WHY THIS MATTERS IN BRIEF
Using AI to translate human languages is nothing new, but now we’re using the technology to help us decipher animal languages.
Dolphins are getting in on the act, and now so are mice – having their language translated into something humans can understand using Artificial Intelligence (AI) in what seems to be an increasingly interesting field that’s using AI to help us create a new breed of universal translators that help us decode and translate not just other human languages, but also animal language. Doctor Doolittle has competition…
In what is somehow the cutest science story of the new year so far, apparently, scientists at the University of Washington (UW) have announced a new AI system for decoding mouse squeaks.

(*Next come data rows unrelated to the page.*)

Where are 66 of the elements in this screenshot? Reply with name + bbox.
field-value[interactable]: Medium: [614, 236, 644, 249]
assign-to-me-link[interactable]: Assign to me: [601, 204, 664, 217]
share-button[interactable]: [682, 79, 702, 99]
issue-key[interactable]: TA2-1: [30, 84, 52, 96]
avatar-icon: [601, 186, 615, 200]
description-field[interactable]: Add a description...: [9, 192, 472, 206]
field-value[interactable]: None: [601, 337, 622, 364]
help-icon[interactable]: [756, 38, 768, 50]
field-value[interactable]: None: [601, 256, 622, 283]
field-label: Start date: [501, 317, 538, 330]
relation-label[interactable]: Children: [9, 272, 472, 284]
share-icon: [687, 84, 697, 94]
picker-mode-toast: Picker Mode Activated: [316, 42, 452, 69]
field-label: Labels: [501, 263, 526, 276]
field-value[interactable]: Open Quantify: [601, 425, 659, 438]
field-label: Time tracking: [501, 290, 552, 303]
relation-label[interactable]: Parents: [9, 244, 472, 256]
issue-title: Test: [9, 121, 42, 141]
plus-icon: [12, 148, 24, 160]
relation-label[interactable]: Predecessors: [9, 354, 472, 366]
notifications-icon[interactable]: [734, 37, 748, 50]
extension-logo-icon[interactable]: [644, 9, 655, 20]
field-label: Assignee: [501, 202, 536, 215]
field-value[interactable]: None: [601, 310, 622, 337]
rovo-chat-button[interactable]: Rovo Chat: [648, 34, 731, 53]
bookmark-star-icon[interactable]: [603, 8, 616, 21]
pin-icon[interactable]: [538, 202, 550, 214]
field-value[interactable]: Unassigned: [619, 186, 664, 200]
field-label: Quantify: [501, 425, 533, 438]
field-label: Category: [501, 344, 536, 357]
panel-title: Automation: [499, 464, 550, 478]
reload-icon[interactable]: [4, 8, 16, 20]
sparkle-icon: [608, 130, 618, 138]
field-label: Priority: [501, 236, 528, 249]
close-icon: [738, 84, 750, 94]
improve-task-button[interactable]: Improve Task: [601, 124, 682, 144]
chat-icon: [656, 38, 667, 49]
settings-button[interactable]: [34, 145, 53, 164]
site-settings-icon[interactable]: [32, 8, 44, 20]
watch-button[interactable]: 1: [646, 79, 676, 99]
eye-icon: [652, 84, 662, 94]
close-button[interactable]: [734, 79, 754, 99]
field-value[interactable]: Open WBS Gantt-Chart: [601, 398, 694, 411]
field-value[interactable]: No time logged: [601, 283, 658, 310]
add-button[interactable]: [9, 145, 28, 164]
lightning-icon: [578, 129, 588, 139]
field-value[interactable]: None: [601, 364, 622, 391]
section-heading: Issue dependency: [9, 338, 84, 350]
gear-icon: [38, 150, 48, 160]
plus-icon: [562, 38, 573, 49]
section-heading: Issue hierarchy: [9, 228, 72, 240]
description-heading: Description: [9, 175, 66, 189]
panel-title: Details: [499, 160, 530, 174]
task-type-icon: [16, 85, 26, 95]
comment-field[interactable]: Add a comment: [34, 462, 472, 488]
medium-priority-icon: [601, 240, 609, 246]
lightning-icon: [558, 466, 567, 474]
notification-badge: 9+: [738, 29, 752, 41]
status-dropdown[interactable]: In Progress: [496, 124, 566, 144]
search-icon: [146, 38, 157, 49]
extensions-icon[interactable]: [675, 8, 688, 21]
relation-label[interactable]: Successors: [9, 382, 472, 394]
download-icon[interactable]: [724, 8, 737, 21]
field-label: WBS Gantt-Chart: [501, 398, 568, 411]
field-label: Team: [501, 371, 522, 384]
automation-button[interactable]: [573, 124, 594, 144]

Dubbed DeepSqueak, the software program can analyse rodent vocalisations and then pattern-match the audio to behaviors observed in laboratory settings. As such, the software can be used to partially decode the language of mice and other rodents, and researchers hope that the technology will be helpful in developing a broad range of medical and psychological studies.
Published this week in the journal Neuropsychopharmacology, the study is based around a novel use of sonogram technology, which transforms an audio signal into an image or series of graphs.
The DeepSqueak program turns recordings of mouse chatter into visual output, which is then analysed using advanced machine learning algorithms. In fact, the algorithms are in the same family as those used by self-driving cars to “see” their environment. The technology represents the first use of deep learning in rodent vocalisation research, said study co-author Russell Marx in a statement.
One critical advantage to the DeepSqueak system is that it can “hear” vocalizations that are otherwise inaudible to human ears.
“As it turns out, rats and mice have this rich vocal communication, but it’s way above our hearing range, so it’s been really hard to detect and analyze these calls,” Russell says in a project demo video. “Our software allows us to visualize all those calls, look at their shape and structure and categorize them.
Marx and DeepSqueak co-creator Kevin Coffey, who both study addiction and psychology issues at UW have already made some interesting discoveries. Their initial efforts have focused on discerning calls of happiness or distress when working with mice in addiction experiments.
“The animals have a rich repertoire of calls, around 20 kinds,” said Coffey. “With drugs of abuse, you see both positive and negative calls.”
The mice appear to be happiest when they are anticipating a reward such as sugar, Coffey noted, but they also make happy calls in certain social situations. The researchers also observed that male mice make the same calls over and over when they’ re around other males, but switch to more complex vocalisations when females are nearby.
There’ s probably an entire shelf full of future sociological research in that one observation, but for now the team’s goal is to use the new technology for advancing addiction research.
John Neumaier, professor of psychiatry and behavioural sciences and associate director of the Alcohol and Drug Abuse Institute, said that DeepSqueak should help his lab make better and faster progress in the field by making vocalisation analysis convenient, efficient, and affordable.
“If scientists can understand better how drugs change brain activity to cause pleasure or unpleasant feelings,” he said, “we could devise better treatments for addiction.”